14 thoughts on “The Illegal Unconstitutional EPA Power Grab”

  1. Rand, the page layout of your blog is broken for narrow displays with Chrome on Windows systems. The left margin pushes over the middle column on narrow windows rather than disappearing as it does under IE and Firefox.

    1. Now it’s displaying correctly for me in Chrome. My Chrome browser must have got in a funny state. Sorry for the distraction.

      1. Huh, that is weird. It does the same thing on my work laptop where I have one of my display flipped to portrait orientation. But it’s been stuck that way ever since the last format change. *shrug* I just drag the tab over to the other monitor that is still in normal landscape orientation.

    2. I’ve been having that issue in Opera.

      Also, on page 236 of the EPA plan it says: “The EPA is aware of at least four affected EGUs located in Indian country:”

      When the military used that same term in Iraq they were decried as racists.

    3. I have that problem, too, when the window is about 1100 pixels wide. It’s ok when the window is either narrower or wider.

  2. On page 28 it says:

    For fossil fuel-fired steam generating units, we are finalizing an emission performance rate of 1,305 lb CO2/MWh.

    1,305 lbs of CO2 would come from 356 lbs of carbon, and coal has 14.6 MJ/pound, so there’s only 5,214 megajoules in the carbon they’ll allow to be burned to produce 3,600 MJ of electricity (there’s 3600 MJ in a MWh). That would require an efficiency of 69 percent in a Rankin cycle steam plant, which is simply not going to happen.

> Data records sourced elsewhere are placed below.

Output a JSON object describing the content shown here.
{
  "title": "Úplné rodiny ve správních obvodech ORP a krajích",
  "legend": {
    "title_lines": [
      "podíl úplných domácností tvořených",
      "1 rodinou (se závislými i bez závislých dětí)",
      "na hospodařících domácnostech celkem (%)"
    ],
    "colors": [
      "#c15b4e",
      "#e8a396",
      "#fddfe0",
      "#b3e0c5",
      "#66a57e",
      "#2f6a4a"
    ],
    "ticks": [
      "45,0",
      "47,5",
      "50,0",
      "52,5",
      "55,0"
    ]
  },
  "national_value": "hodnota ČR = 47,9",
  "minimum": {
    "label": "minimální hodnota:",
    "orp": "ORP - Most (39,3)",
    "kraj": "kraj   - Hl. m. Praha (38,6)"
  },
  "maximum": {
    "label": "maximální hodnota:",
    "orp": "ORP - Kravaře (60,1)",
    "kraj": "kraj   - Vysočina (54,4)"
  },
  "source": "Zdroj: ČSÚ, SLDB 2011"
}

    I think I can get upwards of 80 percent efficiency in a bizarre split-cycle Ericsson-cycle engine, but I’d have to build an experimental prototype, and it can’t use solid pistons or turbines because of the extremely high combustion temperatures. I can picture the compression and expansion cycles but I’m still rough on how they’ll interact with the heat transfer sections to form a complete engine.

    1. I could get 99% out of a Stirling engine, if it was in orbit and the cold side was 3 Kelvin. But that would be for a solar power satellite.

    2. There are different rules for new, modified, and reconstructed plants, and whether they’re pure steam plants (a proxy for coal), or combustion turbines. This summary didn’t make my head hurt too much. Bottom line:

      New steam (coal): 1400 lb/MWh
      Modified steam: TBD
      Reconstructed steam: 1800 lb/MWh for plants with >=2000 MMBtu/h, 2000 lb/MWh for plants with 50% of the cost of an equivalent new plant). And they haven’t even come up with the standards for “modified” plants, which include any change that increases the power (and hence emission) output. The bottom line is that the moment you so much as breathe on your coal physical plant, you’re dead. Or at least you’re buying emissions credits from somebody.

      Of course, the unintended consequence is that nobody will breathe on them, and they’ll become unsafe and inefficient, because why waste the sunk cost?

      I think the “flexible state plan” stuff is largely bullshit, in that all they’ve done is added up the existing and planned generating capacity and applied the above standards to them. On the other hand, it makes the whole regulatory regime delightfully incomprehensible. Since hiding the cost from the rate-paying public is the name of the game, it succeeds beautifully.

  3. OT: The Amazon Affiliate search box is not working for me, at least on Safari under iOS 8. Instead, I get a static(?) picture with the text “Let’s Fight Hunger Together.”